Continuity of a functional on space of compactly supported smooth function

Assume $n\geq 3$. Let $C_c^\infty(\mathbb{R}^n)$ be the space of compactly supported real valued smooth functions on $\mathbb{R}^n$ endowed with $L^\infty$ norm. For $f\in C_c^\infty(\mathbb{R}^n)$, let $\hat{f}$ donote it's fourier transform. Define the functional $T: C_c^\infty(\mathbb{R}^n)\to\mathbb{R}$ by $$T(f) = \int_{\mathbb{R}^n}\frac{|\hat{f}(x)|^2}{||x||^2}\,dx$$

Show that T is well-defined. Is T continuous?

I was able to show that T is well-defined i.e the integral is finite but could not prove the continuity part. Any help is appreciated!

Update: I am starting to think that T may not be continuous in max norm. So I have changed the question.

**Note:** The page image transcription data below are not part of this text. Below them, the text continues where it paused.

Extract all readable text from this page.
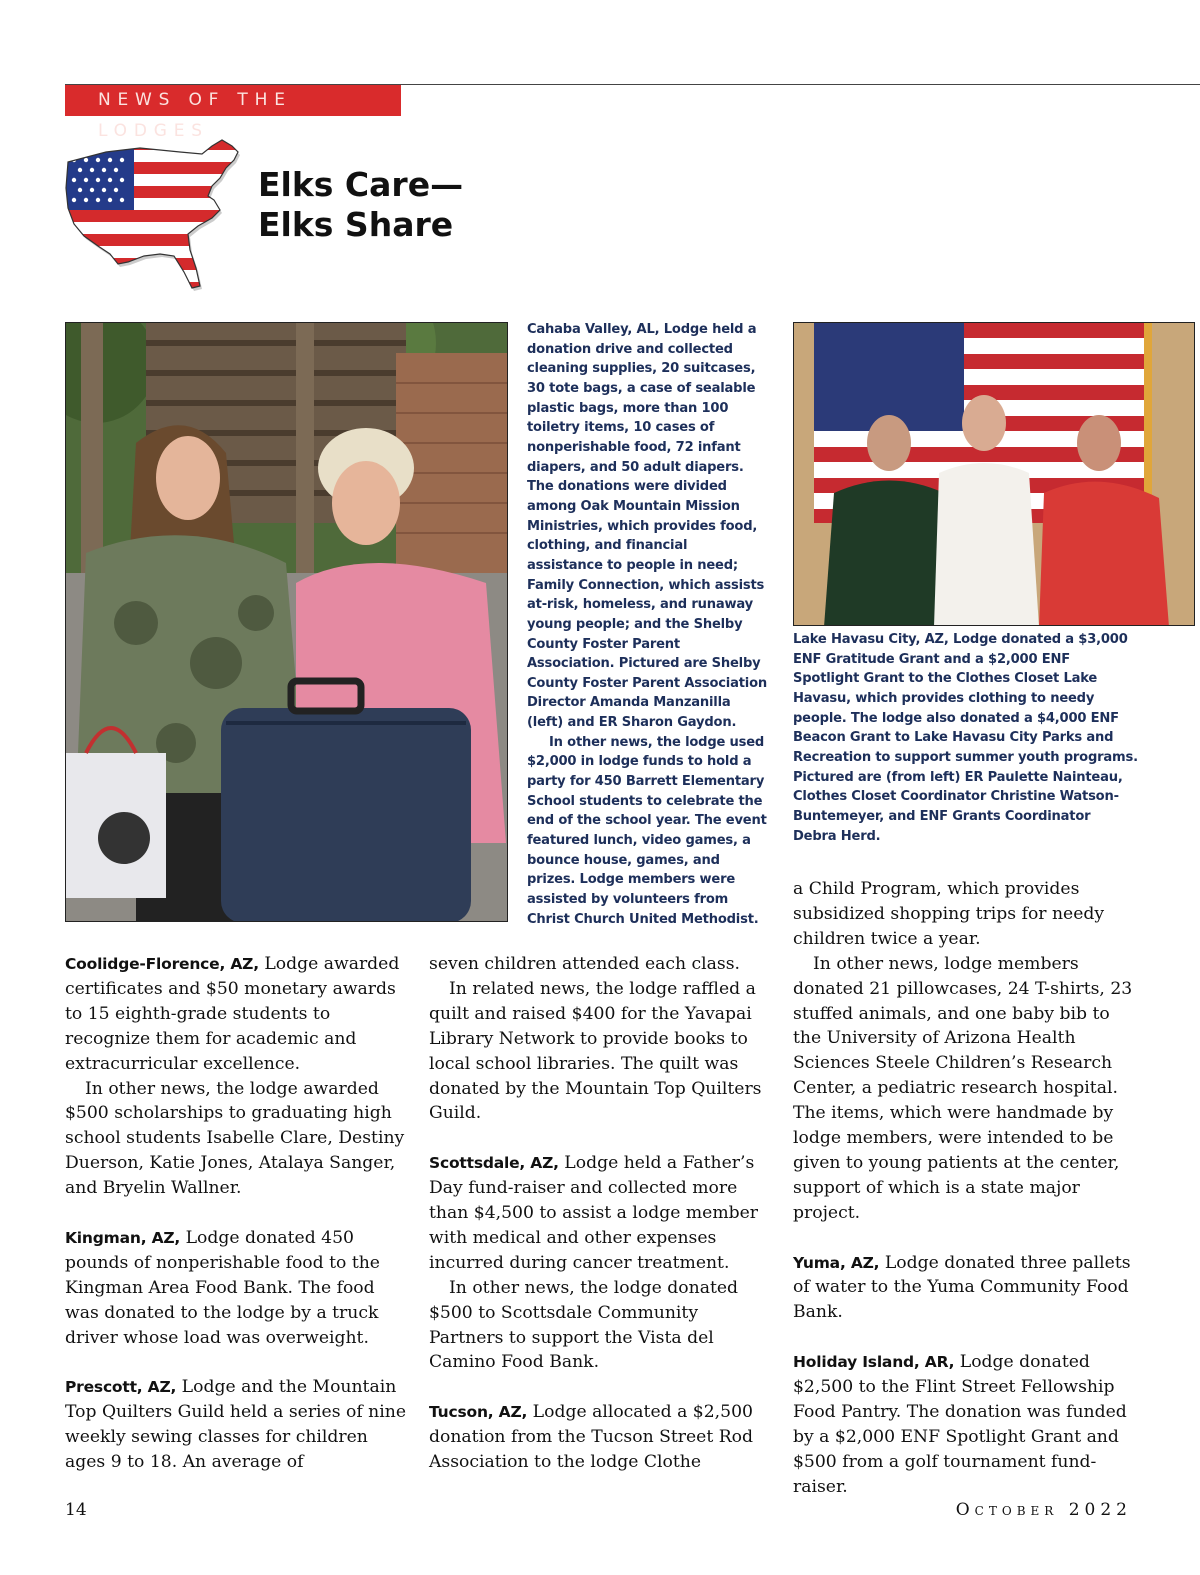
NEWS OF THE LODGES
Elks Care—
Elks Share

Cahaba Valley, AL, Lodge held a donation drive and collected cleaning supplies, 20 suitcases, 30 tote bags, a case of sealable plastic bags, more than 100 toiletry items, 10 cases of nonperishable food, 72 infant diapers, and 50 adult diapers. The donations were divided among Oak Mountain Mission Ministries, which provides food, clothing, and financial assistance to people in need; Family Connection, which assists at-risk, homeless, and runaway young people; and the Shelby County Foster Parent Association. Pictured are Shelby County Foster Parent Association Director Amanda Manzanilla (left) and ER Sharon Gaydon.

In other news, the lodge used $2,000 in lodge funds to hold a party for 450 Barrett Elementary School students to celebrate the end of the school year. The event featured lunch, video games, a bounce house, games, and prizes. Lodge members were assisted by volunteers from Christ Church United Methodist.

Lake Havasu City, AZ, Lodge donated a $3,000 ENF Gratitude Grant and a $2,000 ENF Spotlight Grant to the Clothes Closet Lake Havasu, which provides clothing to needy people. The lodge also donated a $4,000 ENF Beacon Grant to Lake Havasu City Parks and Recreation to support summer youth programs. Pictured are (from left) ER Paulette Nainteau, Clothes Closet Coordinator Christine Watson-Buntemeyer, and ENF Grants Coordinator Debra Herd.

Coolidge-Florence, AZ, Lodge awarded certificates and $50 monetary awards to 15 eighth-grade students to recognize them for academic and extracurricular excellence.

In other news, the lodge awarded $500 scholarships to graduating high school students Isabelle Clare, Destiny Duerson, Katie Jones, Atalaya Sanger, and Bryelin Wallner.

Kingman, AZ, Lodge donated 450 pounds of nonperishable food to the Kingman Area Food Bank. The food was donated to the lodge by a truck driver whose load was overweight.

Prescott, AZ, Lodge and the Mountain Top Quilters Guild held a series of nine weekly sewing classes for children ages 9 to 18. An average of

seven children attended each class.

In related news, the lodge raffled a quilt and raised $400 for the Yavapai Library Network to provide books to local school libraries. The quilt was donated by the Mountain Top Quilters Guild.

Scottsdale, AZ, Lodge held a Father’s Day fund-raiser and collected more than $4,500 to assist a lodge member with medical and other expenses incurred during cancer treatment.

In other news, the lodge donated $500 to Scottsdale Community Partners to support the Vista del Camino Food Bank.

Tucson, AZ, Lodge allocated a $2,500 donation from the Tucson Street Rod Association to the lodge Clothe

a Child Program, which provides subsidized shopping trips for needy children twice a year.

In other news, lodge members donated 21 pillowcases, 24 T-shirts, 23 stuffed animals, and one baby bib to the University of Arizona Health Sciences Steele Children’s Research Center, a pediatric research hospital. The items, which were handmade by lodge members, were intended to be given to young patients at the center, support of which is a state major project.

Yuma, AZ, Lodge donated three pallets of water to the Yuma Community Food Bank.

Holiday Island, AR, Lodge donated $2,500 to the Flint Street Fellowship Food Pantry. The donation was funded by a $2,000 ENF Spotlight Grant and $500 from a golf tournament fund-raiser.

14	October 2022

• Which bound did you get for the integral to show that it is finite? – Sebastian Bechtel Dec 22 '17 at 8:06
• I used the local integrability of $\frac{1}{||x||^2}$ to bound the integral on ball and the polynomial decay of $\hat{f}$ outside the ball to bound the other part of the integral. – Rob Dec 22 '17 at 8:19
• Because $f \mapsto |\hat{f}|^2$ is continuous $C^\infty_c \to L^1 \cap L^\infty$ and $\frac{1}{\|x\|^2} \in L^1(\|x\| < 1) , L^\infty(\|x\| \ge 1)$ then yes $f \mapsto T(f)$ is continuous for the $C^\infty_c$ topology. – reuns Dec 22 '17 at 10:08

More generally, consider the bilinear form $$C(f,g)=\int_{\mathbb{R}^n}\frac{\overline{\widehat{f}(x)}\widehat{g}(x)}{||x||^2}\ dx\ .$$ It is easy to show it is continuous since it satisfies a bound $$|C(f,g)|\le \rho(f)\rho(g)$$ for some continuous seminorm $\rho$. Then compose with the diagonal map $f\mapsto(f,f)$ to get that $T(f)=C(f,f)$ is continuous.